The FX Breakout Monitor is back, and it is expanded with “autosignals” that show examples of how to trade new breakouts, defined as new 19-day high or low closes not preceded by a breakout in the same direction in the prior week. Click on the link below for a look at the full PDF of the table overview and the Recent New Breakouts tables. See further below for a couple of chart highlights related to today’s monitor.
Today’s Breakout monitor
We are largely seeing extensions of recent themes in the latest market action – especially in sterling trades continue to power through to the strong side despite this weekend’s indecisive outcome for Johnson’s Brexit deal and the uncertainty on whether we will see a vote on the deal this week (even this evening) or not until after a delay to January has been agreed with possible elections in the interim.
Elsewhere, the USD continues to extend the lower outside of USDJPY, with “new” breaks (the first in at least a week) below the 19-day low close on Friday’s close in USDSEK, USDCHF and USDRUB adding to the three breaks lower for the USD recorded on Friday (against NZD, AUD and THB).
Note in the auto-signals list that the weak performance (stop-outs) of the recent sterling upside breaks is due to the “automatic” setup for the signals – the big break higher in sterling on Friday the 11th saw a big back-fill day on the subsequent Monday that extended more than 1.05 ATR (the default distance to the stop). Normally a trader would not enter “at close” on a given day, especially a Friday, but look to work an order on the following day and adjust the distance to the stop relative to recent volatility (thus also decreasing the size of the overall position to keep the risk per trade as a constant) so in reality the break has performed quite well to date on a reasonable entry long GBP on Monday the 14th in many pairs, using a wide-ish stop, that traders would now have moved significantly higher. (Standard holding period is 9 days)

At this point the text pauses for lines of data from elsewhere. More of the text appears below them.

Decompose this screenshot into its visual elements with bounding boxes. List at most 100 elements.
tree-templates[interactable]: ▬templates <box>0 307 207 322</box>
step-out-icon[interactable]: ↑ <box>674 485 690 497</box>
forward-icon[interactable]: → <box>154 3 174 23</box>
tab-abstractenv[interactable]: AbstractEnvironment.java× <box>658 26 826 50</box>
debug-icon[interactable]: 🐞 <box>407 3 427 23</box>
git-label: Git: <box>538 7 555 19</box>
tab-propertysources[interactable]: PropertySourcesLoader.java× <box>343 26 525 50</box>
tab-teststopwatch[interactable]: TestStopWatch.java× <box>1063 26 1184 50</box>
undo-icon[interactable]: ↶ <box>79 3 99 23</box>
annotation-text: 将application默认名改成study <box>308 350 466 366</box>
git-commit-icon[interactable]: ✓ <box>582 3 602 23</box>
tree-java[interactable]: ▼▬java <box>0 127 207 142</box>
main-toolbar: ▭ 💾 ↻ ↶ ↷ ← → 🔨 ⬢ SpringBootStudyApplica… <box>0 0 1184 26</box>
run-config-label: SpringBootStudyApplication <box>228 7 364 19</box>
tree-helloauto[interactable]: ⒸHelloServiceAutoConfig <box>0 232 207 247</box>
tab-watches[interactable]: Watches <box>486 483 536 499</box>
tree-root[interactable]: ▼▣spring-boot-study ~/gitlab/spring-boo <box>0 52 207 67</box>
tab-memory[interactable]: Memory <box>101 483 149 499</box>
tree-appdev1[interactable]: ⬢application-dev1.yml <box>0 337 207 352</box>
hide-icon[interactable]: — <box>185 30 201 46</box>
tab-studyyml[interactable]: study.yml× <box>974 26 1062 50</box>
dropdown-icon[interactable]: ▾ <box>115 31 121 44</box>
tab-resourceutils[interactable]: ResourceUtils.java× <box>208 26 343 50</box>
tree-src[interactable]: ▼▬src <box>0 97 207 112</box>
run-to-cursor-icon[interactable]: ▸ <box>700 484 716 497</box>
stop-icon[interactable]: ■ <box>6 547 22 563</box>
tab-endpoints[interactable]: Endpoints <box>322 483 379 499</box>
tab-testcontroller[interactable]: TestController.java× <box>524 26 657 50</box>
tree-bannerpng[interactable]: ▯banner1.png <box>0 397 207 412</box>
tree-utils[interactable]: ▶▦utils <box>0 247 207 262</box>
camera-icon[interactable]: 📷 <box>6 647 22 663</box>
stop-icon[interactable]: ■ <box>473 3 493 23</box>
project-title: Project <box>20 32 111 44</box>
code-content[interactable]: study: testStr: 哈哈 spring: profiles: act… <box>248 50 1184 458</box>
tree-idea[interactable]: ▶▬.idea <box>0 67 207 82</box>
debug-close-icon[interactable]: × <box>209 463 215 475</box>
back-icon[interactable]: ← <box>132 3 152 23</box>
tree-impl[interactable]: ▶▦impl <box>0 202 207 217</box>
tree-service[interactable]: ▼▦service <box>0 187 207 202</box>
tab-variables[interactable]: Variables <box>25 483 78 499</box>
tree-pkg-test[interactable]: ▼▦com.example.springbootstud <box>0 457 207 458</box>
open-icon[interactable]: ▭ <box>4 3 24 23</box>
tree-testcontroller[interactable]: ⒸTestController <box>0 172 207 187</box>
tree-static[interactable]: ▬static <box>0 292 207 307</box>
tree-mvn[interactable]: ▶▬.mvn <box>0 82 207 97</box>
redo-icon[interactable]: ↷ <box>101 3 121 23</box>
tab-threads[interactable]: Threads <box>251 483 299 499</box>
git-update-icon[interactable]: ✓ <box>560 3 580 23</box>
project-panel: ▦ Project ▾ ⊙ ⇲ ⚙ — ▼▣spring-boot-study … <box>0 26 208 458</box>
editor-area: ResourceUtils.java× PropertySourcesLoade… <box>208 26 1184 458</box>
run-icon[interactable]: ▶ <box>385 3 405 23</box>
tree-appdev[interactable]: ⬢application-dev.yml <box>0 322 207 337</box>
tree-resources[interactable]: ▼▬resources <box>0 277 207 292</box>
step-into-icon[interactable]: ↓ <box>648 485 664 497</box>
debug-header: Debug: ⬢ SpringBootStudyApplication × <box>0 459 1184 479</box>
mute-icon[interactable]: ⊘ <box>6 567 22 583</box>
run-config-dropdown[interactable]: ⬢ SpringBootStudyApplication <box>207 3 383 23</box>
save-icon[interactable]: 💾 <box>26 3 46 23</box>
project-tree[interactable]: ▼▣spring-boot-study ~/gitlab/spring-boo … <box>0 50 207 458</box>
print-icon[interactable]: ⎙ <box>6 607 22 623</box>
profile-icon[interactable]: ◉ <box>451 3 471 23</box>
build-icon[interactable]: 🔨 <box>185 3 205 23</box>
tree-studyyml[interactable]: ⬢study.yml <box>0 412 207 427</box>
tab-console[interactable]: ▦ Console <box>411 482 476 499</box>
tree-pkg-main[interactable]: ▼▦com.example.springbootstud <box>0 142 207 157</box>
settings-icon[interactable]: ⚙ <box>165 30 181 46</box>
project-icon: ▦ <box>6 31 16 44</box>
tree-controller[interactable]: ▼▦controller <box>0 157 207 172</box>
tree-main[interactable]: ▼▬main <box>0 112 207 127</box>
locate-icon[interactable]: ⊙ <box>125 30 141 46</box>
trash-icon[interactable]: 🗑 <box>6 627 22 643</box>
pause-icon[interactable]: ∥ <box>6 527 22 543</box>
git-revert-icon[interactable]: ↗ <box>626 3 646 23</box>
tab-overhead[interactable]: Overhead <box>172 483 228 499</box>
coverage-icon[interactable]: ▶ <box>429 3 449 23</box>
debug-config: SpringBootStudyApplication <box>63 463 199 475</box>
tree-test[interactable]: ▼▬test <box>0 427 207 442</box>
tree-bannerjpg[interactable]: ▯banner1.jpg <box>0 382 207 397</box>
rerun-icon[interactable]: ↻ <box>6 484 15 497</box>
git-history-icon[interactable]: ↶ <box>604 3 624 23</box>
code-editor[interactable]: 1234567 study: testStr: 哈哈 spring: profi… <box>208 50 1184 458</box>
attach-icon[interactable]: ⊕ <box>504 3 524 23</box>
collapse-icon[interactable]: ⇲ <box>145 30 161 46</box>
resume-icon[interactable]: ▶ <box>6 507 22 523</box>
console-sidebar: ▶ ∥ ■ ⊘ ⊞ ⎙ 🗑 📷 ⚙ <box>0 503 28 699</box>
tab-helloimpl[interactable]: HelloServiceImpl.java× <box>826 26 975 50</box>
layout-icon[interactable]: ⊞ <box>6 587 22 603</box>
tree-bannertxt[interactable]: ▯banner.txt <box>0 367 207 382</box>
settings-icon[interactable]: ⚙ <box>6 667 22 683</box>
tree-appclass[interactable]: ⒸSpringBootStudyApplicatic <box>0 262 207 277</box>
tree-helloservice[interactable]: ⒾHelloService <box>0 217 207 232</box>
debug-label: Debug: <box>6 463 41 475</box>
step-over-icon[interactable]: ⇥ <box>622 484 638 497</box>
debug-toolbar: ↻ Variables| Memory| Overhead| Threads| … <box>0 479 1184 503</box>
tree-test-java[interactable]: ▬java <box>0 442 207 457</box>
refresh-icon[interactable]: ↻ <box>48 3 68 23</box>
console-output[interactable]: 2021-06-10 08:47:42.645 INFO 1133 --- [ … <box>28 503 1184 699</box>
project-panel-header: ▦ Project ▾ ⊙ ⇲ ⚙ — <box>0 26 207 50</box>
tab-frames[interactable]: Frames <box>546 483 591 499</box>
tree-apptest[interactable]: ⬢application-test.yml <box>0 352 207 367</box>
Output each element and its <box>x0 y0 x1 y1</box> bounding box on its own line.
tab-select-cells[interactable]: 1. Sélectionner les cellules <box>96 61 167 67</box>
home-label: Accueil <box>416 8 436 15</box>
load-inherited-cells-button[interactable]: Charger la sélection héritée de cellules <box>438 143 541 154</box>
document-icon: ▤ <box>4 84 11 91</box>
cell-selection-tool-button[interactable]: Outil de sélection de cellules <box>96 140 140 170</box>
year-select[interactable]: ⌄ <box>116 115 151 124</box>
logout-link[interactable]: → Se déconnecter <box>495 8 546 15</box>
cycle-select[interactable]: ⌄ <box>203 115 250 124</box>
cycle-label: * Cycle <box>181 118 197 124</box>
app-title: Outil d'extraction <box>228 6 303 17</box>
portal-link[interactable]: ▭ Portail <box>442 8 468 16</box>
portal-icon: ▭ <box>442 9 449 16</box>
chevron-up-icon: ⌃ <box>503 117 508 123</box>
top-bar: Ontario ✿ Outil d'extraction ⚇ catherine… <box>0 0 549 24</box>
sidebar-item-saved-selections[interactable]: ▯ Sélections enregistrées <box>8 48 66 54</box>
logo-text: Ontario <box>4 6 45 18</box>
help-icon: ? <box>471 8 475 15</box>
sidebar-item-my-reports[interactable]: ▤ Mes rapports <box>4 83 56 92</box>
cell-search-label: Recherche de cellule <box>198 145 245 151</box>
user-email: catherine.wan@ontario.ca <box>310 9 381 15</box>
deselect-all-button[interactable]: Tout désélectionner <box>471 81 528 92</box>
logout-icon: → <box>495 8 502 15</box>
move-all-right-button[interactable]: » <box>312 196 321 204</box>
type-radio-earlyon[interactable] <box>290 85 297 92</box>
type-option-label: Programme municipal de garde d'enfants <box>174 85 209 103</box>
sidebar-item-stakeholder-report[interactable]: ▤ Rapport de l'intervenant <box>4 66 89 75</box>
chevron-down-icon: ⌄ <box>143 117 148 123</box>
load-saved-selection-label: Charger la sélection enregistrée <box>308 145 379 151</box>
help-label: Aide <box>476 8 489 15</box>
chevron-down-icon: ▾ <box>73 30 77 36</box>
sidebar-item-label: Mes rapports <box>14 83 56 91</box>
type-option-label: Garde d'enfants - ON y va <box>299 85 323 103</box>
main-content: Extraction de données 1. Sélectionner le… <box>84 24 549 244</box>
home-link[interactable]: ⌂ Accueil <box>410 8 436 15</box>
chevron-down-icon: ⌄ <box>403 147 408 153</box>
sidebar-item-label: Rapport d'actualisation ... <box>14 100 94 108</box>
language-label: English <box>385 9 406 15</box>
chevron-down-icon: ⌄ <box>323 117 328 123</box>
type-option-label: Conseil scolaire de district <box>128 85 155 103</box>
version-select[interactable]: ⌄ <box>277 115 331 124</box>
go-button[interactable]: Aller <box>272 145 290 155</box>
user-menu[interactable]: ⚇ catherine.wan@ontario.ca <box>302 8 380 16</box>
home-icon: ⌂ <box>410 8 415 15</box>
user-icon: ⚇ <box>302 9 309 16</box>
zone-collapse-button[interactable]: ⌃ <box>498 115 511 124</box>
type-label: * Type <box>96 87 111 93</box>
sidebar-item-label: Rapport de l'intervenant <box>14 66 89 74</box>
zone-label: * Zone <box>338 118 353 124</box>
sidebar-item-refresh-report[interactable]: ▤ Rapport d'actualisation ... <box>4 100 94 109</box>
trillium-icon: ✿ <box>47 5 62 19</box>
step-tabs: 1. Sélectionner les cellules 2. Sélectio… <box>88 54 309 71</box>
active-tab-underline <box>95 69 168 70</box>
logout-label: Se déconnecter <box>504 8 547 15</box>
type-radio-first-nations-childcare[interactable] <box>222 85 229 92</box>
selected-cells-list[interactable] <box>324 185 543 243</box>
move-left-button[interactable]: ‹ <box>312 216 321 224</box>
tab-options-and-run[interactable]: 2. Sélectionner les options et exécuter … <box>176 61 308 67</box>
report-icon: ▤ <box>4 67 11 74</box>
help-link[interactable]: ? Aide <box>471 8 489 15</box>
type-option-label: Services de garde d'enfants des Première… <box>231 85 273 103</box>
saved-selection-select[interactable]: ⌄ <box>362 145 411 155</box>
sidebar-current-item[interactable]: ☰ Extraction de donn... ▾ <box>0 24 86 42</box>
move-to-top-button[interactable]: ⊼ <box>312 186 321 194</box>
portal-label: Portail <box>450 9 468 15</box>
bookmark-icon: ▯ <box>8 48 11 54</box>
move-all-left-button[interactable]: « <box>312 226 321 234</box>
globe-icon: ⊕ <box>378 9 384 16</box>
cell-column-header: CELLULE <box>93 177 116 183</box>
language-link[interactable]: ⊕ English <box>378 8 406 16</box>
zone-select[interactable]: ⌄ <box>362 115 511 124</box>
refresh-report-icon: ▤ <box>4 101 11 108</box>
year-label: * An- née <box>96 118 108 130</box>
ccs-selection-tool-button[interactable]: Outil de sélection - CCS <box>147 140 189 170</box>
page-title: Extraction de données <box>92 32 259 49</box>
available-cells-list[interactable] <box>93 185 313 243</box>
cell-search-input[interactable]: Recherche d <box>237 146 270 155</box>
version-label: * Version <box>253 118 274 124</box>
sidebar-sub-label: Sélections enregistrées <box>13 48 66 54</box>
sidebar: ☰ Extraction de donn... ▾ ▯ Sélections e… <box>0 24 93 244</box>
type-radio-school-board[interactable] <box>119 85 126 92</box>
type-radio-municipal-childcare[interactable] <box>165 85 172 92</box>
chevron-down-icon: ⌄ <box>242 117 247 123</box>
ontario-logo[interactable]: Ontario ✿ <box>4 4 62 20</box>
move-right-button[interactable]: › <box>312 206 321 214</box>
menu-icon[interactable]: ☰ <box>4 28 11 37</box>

Today’s Breakout Highlight: USDSEK
The Swedish krona has firmed up well over the last few sessions, in part driven by last week’s revelation that the Swedish statistics agency responsible for reporting unemployment data has reported that the data may be underestimating the strength of the Swedish jobs market, a factor that could ease any sense of panic from the Riksbank this week. The SEK has indirectly also been riding the coattails of a stronger sterling, as hopes for a smooth Brexit bring relief to the outlook for EU- and Swedish exports. The latest price action here is beginning has provided a fairly profound rejection of the recent new highs above 9.90, but a full trend reversal needs to see the destruction of the rising channel-like formation and push well south of 9.50. In addition, there is a bit of a pivot area around 9.60 that needs to be taken out for a more profound break.